主要是此地環境特殊,再加上這個氛圍,以及她們身為女性的身份,還有凌亂的衣服,蓬鬆的頭髮……

種種因素加在一起,很難讓人不往那方面去想。

而這個胖子在看到她們後,連猶豫一下都沒有,竟然直接掏槍了。

彷彿她們要是有一點異動,他會直接開火,絕不會有半點手軟。

許隊知道他和於大章之間有差距,卻沒想到差距會這麼大。

就像那個女人說的那樣,如果沒有於大章在場,他們極有可能不會將兩人當成嫌疑人。

要是把她們當成了被拐婦女,肯定不會對其嚴加看管,那後果就可想而知了。

一想到那個後果,許隊額頭都冒汗了。

讓人販子當面騙了,還被她們逃了,他這個副總隊長肯定得退位讓賢,而且在系統內也會被傳為笑柄。

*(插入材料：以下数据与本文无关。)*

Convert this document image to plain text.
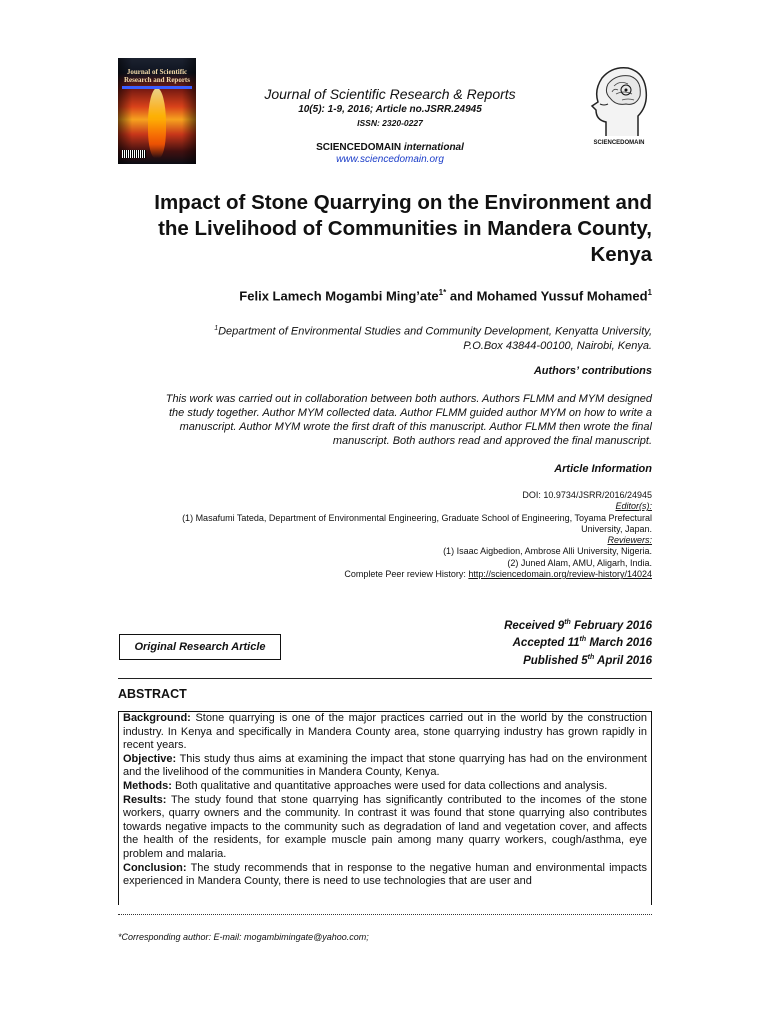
Journal of Scientific Research and Reports
Journal of Scientific Research & Reports
10(5): 1-9, 2016; Article no.JSRR.24945
ISSN: 2320-0227
SCIENCEDOMAIN international
www.sciencedomain.org
SCIENCEDOMAIN
Impact of Stone Quarrying on the Environment and
the Livelihood of Communities in Mandera County,
Kenya
Felix Lamech Mogambi Ming’ate$^{1*}$ and Mohamed Yussuf Mohamed$^1$
$^1$Department of Environmental Studies and Community Development, Kenyatta University,
P.O.Box 43844-00100, Nairobi, Kenya.
Authors’ contributions
This work was carried out in collaboration between both authors. Authors FLMM and MYM designed
the study together. Author MYM collected data. Author FLMM guided author MYM on how to write a
manuscript. Author MYM wrote the first draft of this manuscript. Author FLMM then wrote the final
manuscript. Both authors read and approved the final manuscript.
Article Information
DOI: 10.9734/JSRR/2016/24945
Editor(s):
(1) Masafumi Tateda, Department of Environmental Engineering, Graduate School of Engineering, Toyama Prefectural
University, Japan.
Reviewers:
(1) Isaac Aigbedion, Ambrose Alli University, Nigeria.
(2) Juned Alam, AMU, Aligarh, India.
Complete Peer review History: http://sciencedomain.org/review-history/14024
Original Research Article
Received 9th February 2016
Accepted 11th March 2016
Published 5th April 2016
ABSTRACT

Background: Stone quarrying is one of the major practices carried out in the world by the construction industry. In Kenya and specifically in Mandera County area, stone quarrying industry has grown rapidly in recent years.

Objective: This study thus aims at examining the impact that stone quarrying has had on the environment and the livelihood of the communities in Mandera County, Kenya.

Methods: Both qualitative and quantitative approaches were used for data collections and analysis.

Results: The study found that stone quarrying has significantly contributed to the incomes of the stone workers, quarry owners and the community. In contrast it was found that stone quarrying also contributes towards negative impacts to the community such as degradation of land and vegetation cover, and affects the health of the residents, for example muscle pain among many quarry workers, cough/asthma, eye problem and malaria.

Conclusion: The study recommends that in response to the negative human and environmental impacts experienced in Mandera County, there is need to use technologies that are user and

*Corresponding author: E-mail: mogambimingate@yahoo.com;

還好在松海遇到他了……許隊現在看於大章的眼神都變了。

隨後兩個女人被警員從地上拽起,可就在要走出房間時,那個年紀稍大些的女人轉回頭向於大章問道:

“在走之前,能給我解個惑嗎?”

於大章點點頭:

“說吧。”

見他答應了,那個女人立刻問道:

“你們是怎麼發現這裡的?”

問了一句後,她又立刻補充道:

“明明所有的交易流程都沒出現問題,就算是你們透過電話定位也不會定位到這裡,你們到底是怎麼做到的?”

你是不是要坑我……於大章立刻意識到這是個敏感問題。

向嫌疑犯透露案情,探討破案心得,這可不是一個刑警該做的。

而且他早就從聲音上判斷出,她就是之前和謝偉通話的那個女人。

也就是說,這位是主要嫌疑人。

於大章本想透露一點,告訴她謝偉落網了,這樣也好讓她死心。

可轉念一想,這就等於將那七個女特戰隊員的身份暴露了。

這是大忌!

尤其是任務還在進行中,將這樣的資訊透露出去,和出賣隊友沒區別了。

“這個問題我回答不了。”

於大章索性實話實說:

“任何有關案情的資訊,我都無權向你透露。”

說完之後,他對著她們揮了下手,示意警員將其帶走。

等他們離開後,於大章又檢查了一遍這個雜物間。

在確定她們沒有遺留下任何物品後,他這才放心。

就在他要上樓時,許隊忍不住問道:

“你在看到她們的那一刻,就認定她們有問題了?”

又是繩結,又是衣服的,他總覺得這樣的理由太牽強了。

而且他認為這些並不能直接證明那兩個女人就一定有問題。

“並沒有。”

於大章一臉嚴肅地說道:

“我對她們說的那些全是佐證,是用來讓她們說真話的。”

“你還記得剛發現她們時,那名離她們最近的警員說過的話嗎?”

許隊回憶了一下,然後回答道:

“記得,他當時說:別怕,我們是警察,你們安全了。”

他並不覺得這句話有什麼問題。

如果把對方看成被拐婦女,這樣的話術無疑是相當標準的。

“問題就出在這句話上。”

於大章解釋道:

“在聽到這句話後,她們的眼睛裡並沒有流露出劫後餘生的喜悅,反而充滿了恐懼和絕望。”

“我前不久剛辦了一個綁架案,所以對於那些獲救者臉上的神情,我仍然記憶猶新。”